I drive myself totally mentally motionless with the rushing around of the ever decreasing spiral of thoughts - I want to get out of this lifestyle, but if I do, how the hell am I going to pay for the feeding and clothing of children (let alone their schooling and what have you)? I want a new car: where the fuck are the payments going to come from if I quit the life?

Unlimited wants and limited resources - every economist's bread and butter.

Except that my wants are not unreasonably unlimited. At least I don't think they are.

Tuesday, November 22, 2005

Party - woo!

Saturday night (feast day of St. Stylianos) I am having friends around. It is really quite exciting going through cook books to find canapes and what not.

It's been quite exciting going through all my junk in the dining room to get space opened out for the party.



I haven't had a party for more than five or six years.

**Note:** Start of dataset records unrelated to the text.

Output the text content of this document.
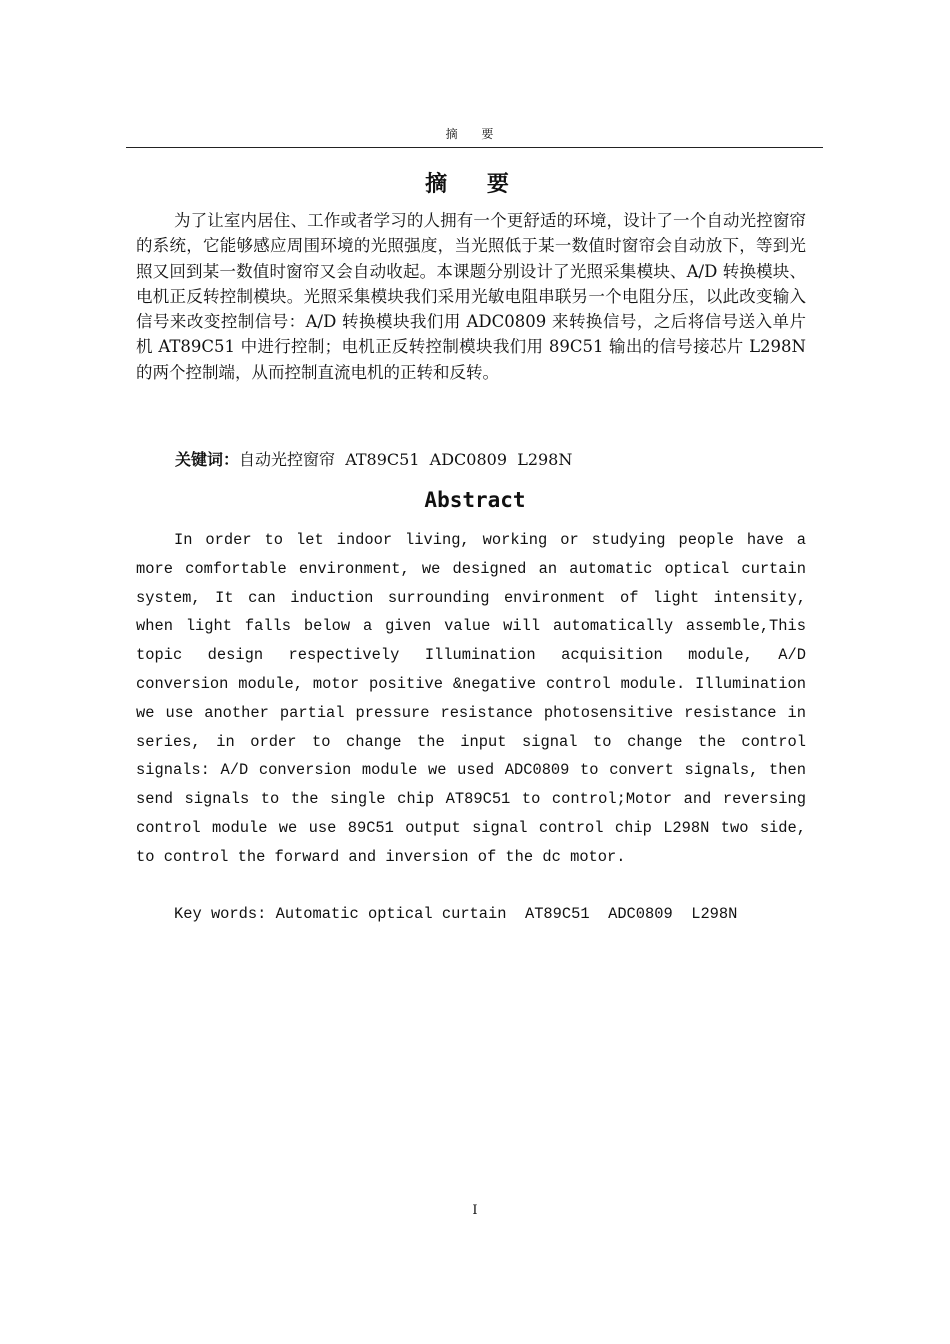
摘 要
摘 要

为了让室内居住、工作或者学习的人拥有一个更舒适的环境，设计了一个自动光控窗帘的系统，它能够感应周围环境的光照强度，当光照低于某一数值时窗帘会自动放下，等到光照又回到某一数值时窗帘又会自动收起。本课题分别设计了光照采集模块、A/D 转换模块、电机正反转控制模块。光照采集模块我们采用光敏电阻串联另一个电阻分压，以此改变输入信号来改变控制信号：A/D 转换模块我们用 ADC0809 来转换信号，之后将信号送入单片机 AT89C51 中进行控制；电机正反转控制模块我们用 89C51 输出的信号接芯片 L298N 的两个控制端，从而控制直流电机的正转和反转。

关键词：自动光控窗帘  AT89C51  ADC0809  L298N
Abstract

In order to let indoor living, working or studying people have a more comfortable environment, we designed an automatic optical curtain system, It can induction surrounding environment of light intensity, when light falls below a given value will automatically assemble,This topic design respectively Illumination acquisition module, A/D conversion module, motor positive &negative control module. Illumination we use another partial pressure resistance photosensitive resistance in series, in order to change the input signal to change the control signals: A/D conversion module we used ADC0809 to convert signals, then send signals to the single chip AT89C51 to control;Motor and reversing control module we use 89C51 output signal control chip L298N two side, to control the forward and inversion of the dc motor.

Key words: Automatic optical curtain  AT89C51  ADC0809  L298N
I
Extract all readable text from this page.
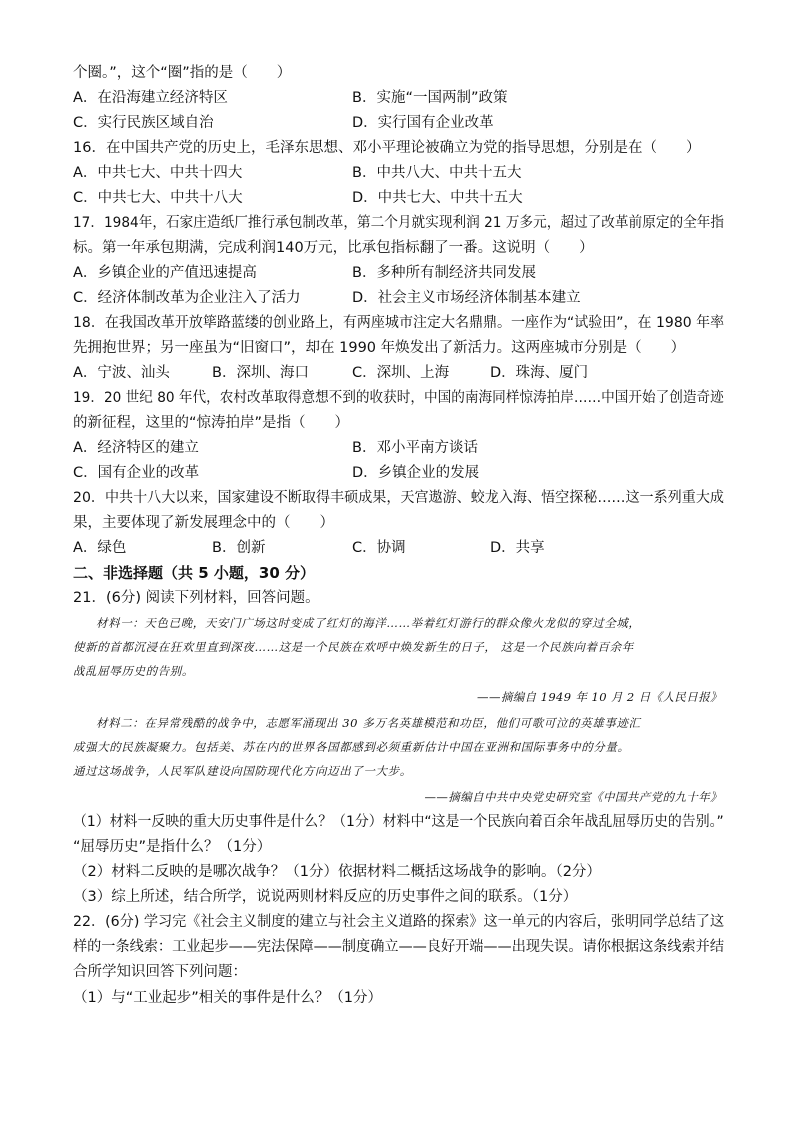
个圈。”，这个“圈”指的是（　　）
A．在沿海建立经济特区	B．实施“一国两制”政策
C．实行民族区域自治	D．实行国有企业改革
16．在中国共产党的历史上，毛泽东思想、邓小平理论被确立为党的指导思想，分别是在（　　）
A．中共七大、中共十四大	B．中共八大、中共十五大
C．中共七大、中共十八大	D．中共七大、中共十五大
17．1984年，石家庄造纸厂推行承包制改革，第二个月就实现利润 21 万多元，超过了改革前原定的全年指
标。第一年承包期满，完成利润140万元，比承包指标翻了一番。这说明（　　）
A．乡镇企业的产值迅速提高	B．多种所有制经济共同发展
C．经济体制改革为企业注入了活力	D．社会主义市场经济体制基本建立
18．在我国改革开放筚路蓝缕的创业路上，有两座城市注定大名鼎鼎。一座作为“试验田”，在 1980 年率
先拥抱世界；另一座虽为“旧窗口”，却在 1990 年焕发出了新活力。这两座城市分别是（　　）
A．宁波、汕头	B．深圳、海口	C．深圳、上海	D．珠海、厦门
19．20 世纪 80 年代，农村改革取得意想不到的收获时，中国的南海同样惊涛拍岸……中国开始了创造奇迹
的新征程，这里的“惊涛拍岸”是指（　　）
A．经济特区的建立	B．邓小平南方谈话
C．国有企业的改革	D．乡镇企业的发展
20．中共十八大以来，国家建设不断取得丰硕成果，天宫遨游、蛟龙入海、悟空探秘……这一系列重大成
果，主要体现了新发展理念中的（　　）
A．绿色	B．创新	C．协调	D．共享
二、非选择题（共 5 小题，30 分）
21．(6分) 阅读下列材料，回答问题。
材料一：天色已晚，天安门广场这时变成了红灯的海洋……举着红灯游行的群众像火龙似的穿过全城，
使新的首都沉浸在狂欢里直到深夜……这是一个民族在欢呼中焕发新生的日子， 这是一个民族向着百余年
战乱屈辱历史的告别。
——摘编自 1949 年 10 月 2 日《人民日报》
材料二：在异常残酷的战争中，志愿军涌现出 30 多万名英雄模范和功臣，他们可歌可泣的英雄事迹汇
成强大的民族凝聚力。包括美、苏在内的世界各国都感到必须重新估计中国在亚洲和国际事务中的分量。
通过这场战争，人民军队建设向国防现代化方向迈出了一大步。
——摘编自中共中央党史研究室《中国共产党的九十年》
（1）材料一反映的重大历史事件是什么？（1分）材料中“这是一个民族向着百余年战乱屈辱历史的告别。”
“屈辱历史”是指什么？（1分）
（2）材料二反映的是哪次战争？（1分）依据材料二概括这场战争的影响。（2分）
（3）综上所述，结合所学，说说两则材料反应的历史事件之间的联系。（1分）
22．(6分) 学习完《社会主义制度的建立与社会主义道路的探索》这一单元的内容后，张明同学总结了这
样的一条线索：工业起步——宪法保障——制度确立——良好开端——出现失误。请你根据这条线索并结
合所学知识回答下列问题：
（1）与“工业起步”相关的事件是什么？（1分）
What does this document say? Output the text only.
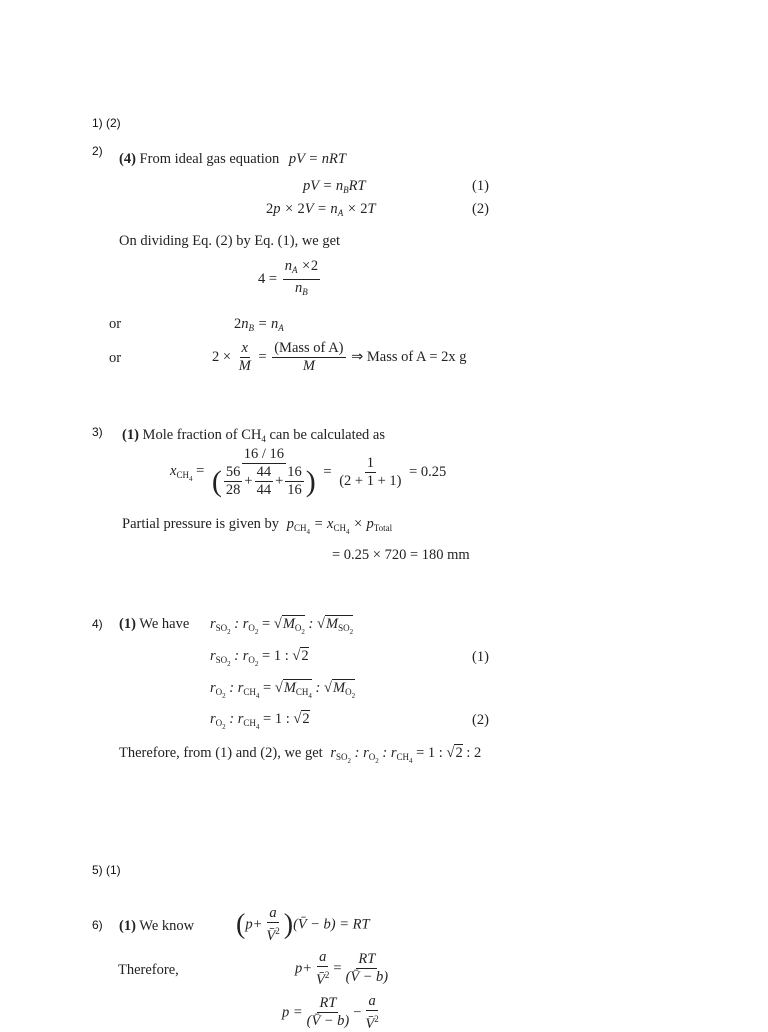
1) (2)
2) (4) From ideal gas equation pV = nRT
pV = $n_BRT$	(1)
$2p \times 2V = n_A \times 2T$	(2)
On dividing Eq. (2) by Eq. (1), we get
$4 = \frac{n_A \times 2}{n_B}$
or	$2n_B = n_A$
or	$2 \times \frac{x}{M} = \frac{\text{(Mass of A)}}{M}$ ⇒ Mass of A = 2x g
3) (1) Mole fraction of $CH_4$ can be calculated as
$x_{CH_4} = \frac{16 / 16}{( \frac{56}{28} + \frac{44}{44} + \frac{16}{16} )} = \frac{1}{(2 + 1 + 1)} = 0.25$
Partial pressure is given by $p_{CH_4} = x_{CH_4} \times p_{Total}$
= 0.25 × 720 = 180 mm
4) (1) We have $r_{SO_2}$ : $r_{O_2} = √M_{O_2}$ : $√M_{SO_2}$
$r_{SO_2}$ : $r_{O_2} = 1$ : √2	(1)
$r_{O_2}$ : $r_{CH_4} = √M_{CH_4}$ : $√M_{O_2}$
$r_{O_2}$ : $r_{CH_4} = 1$ : √2	(2)
Therefore, from (1) and (2), we get $r_{SO_2}$ : $r_{O_2}$ : $r_{CH_4} = 1$ : √2 : 2
5) (1)
6) (1) We know ($p+ \frac{a}{V̄^2}$ )(V̄ − b) = RT
Therefore,	$p+ \frac{a}{V̄^2} = \frac{RT}{(V̄ - b)}$
$p = \frac{RT}{(V̄ - b)} - \frac{a}{V̄^2}$
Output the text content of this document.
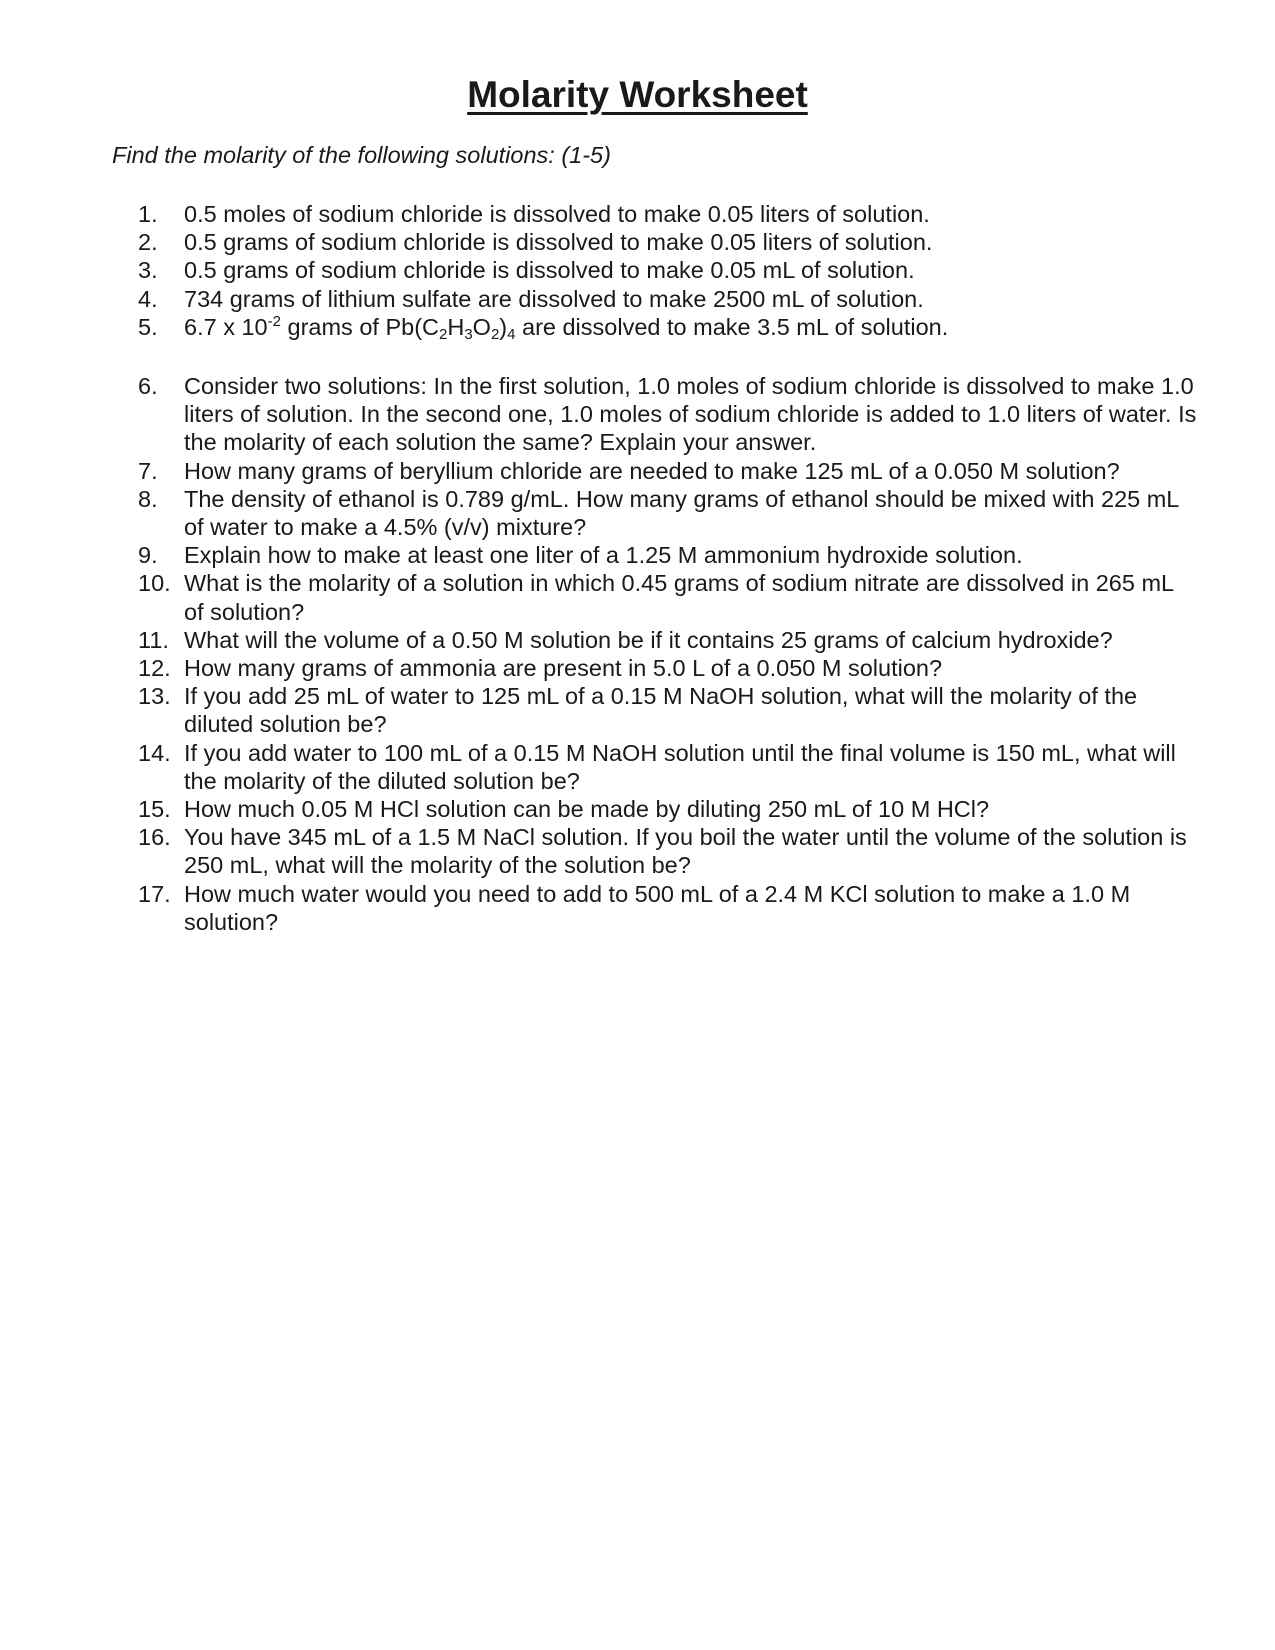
Molarity Worksheet

Find the molarity of the following solutions: (1-5)

1.	0.5 moles of sodium chloride is dissolved to make 0.05 liters of solution.
2.	0.5 grams of sodium chloride is dissolved to make 0.05 liters of solution.
3.	0.5 grams of sodium chloride is dissolved to make 0.05 mL of solution.
4.	734 grams of lithium sulfate are dissolved to make 2500 mL of solution.
5.	6.7 x $10^{-2}$ grams of $Pb(C_2H_3O_2)_4$ are dissolved to make 3.5 mL of solution.
6.	Consider two solutions: In the first solution, 1.0 moles of sodium chloride is dissolved to make 1.0 liters of solution. In the second one, 1.0 moles of sodium chloride is added to 1.0 liters of water. Is the molarity of each solution the same? Explain your answer.
7.	How many grams of beryllium chloride are needed to make 125 mL of a 0.050 M solution?
8.	The density of ethanol is 0.789 g/mL. How many grams of ethanol should be mixed with 225 mL of water to make a 4.5% (v/v) mixture?
9.	Explain how to make at least one liter of a 1.25 M ammonium hydroxide solution.
10. What is the molarity of a solution in which 0.45 grams of sodium nitrate are dissolved in 265 mL of solution?
11. What will the volume of a 0.50 M solution be if it contains 25 grams of calcium hydroxide?
12. How many grams of ammonia are present in 5.0 L of a 0.050 M solution?
13. If you add 25 mL of water to 125 mL of a 0.15 M NaOH solution, what will the molarity of the diluted solution be?
14. If you add water to 100 mL of a 0.15 M NaOH solution until the final volume is 150 mL, what will the molarity of the diluted solution be?
15. How much 0.05 M HCl solution can be made by diluting 250 mL of 10 M HCl?
16. You have 345 mL of a 1.5 M NaCl solution. If you boil the water until the volume of the solution is 250 mL, what will the molarity of the solution be?
17. How much water would you need to add to 500 mL of a 2.4 M KCl solution to make a 1.0 M solution?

Very excited.

Thursday, November 17, 2005

Anniversary of 17th November 1973

There's nothing like the anniversary of a public uprising to bring the revolutionary songs to radio for a day. I just don't see why this year they are interspersed with James Blunt's "You're Beautiful".

Oh well.

At least the rain should keep the anarchists off the road a little.

Thursday, November 10, 2005

Goodbye, my friend



We all went to the third in Nikaia to say our farewells to Kostas yesterday. Kostas left us on Monday night to go exploring in the place we can't follow.

Monday, November 07, 2005

This struck a chord: groupie: A little bit of planning... And a lot of greed

Full text here: I keep thinking it'll be their loss in the long run, when I leave because I just can't stand the pace any longer. But then I worry whether I will ever leave, and whether me leaving will improve things for me...

I have often felt this way groupie - I don't know who you are, just stumbled across your blog some days ago. Your provider does not let people outside comment on your posts otherwise this would be up on your blog, lass. Anyway - I have often felt this way like I said. Never did manage to summon the mental strength required to leave. I took the easy way out: I just don't care any more and try to get by without dying of boredom, you know? Will leaving give me a more fulfilling life? Possibly. There will be more to write about this whole thing - tonight is my last night before going back there for the first time in six weeks. I have spent only three of the last twelve weeks at the office what with holidays and injury and still I have no appetite to go back there and listen to all the bullshit which just turns me off the work I do. I work in a service industry and it annoys me when the bottom line is more important than the service offered - you see this so often. I try to make my work as good as it can be for the client and then I hear or see things which annoy me.

Anyway - groupie, you are not alone... but then again, I think you know that already.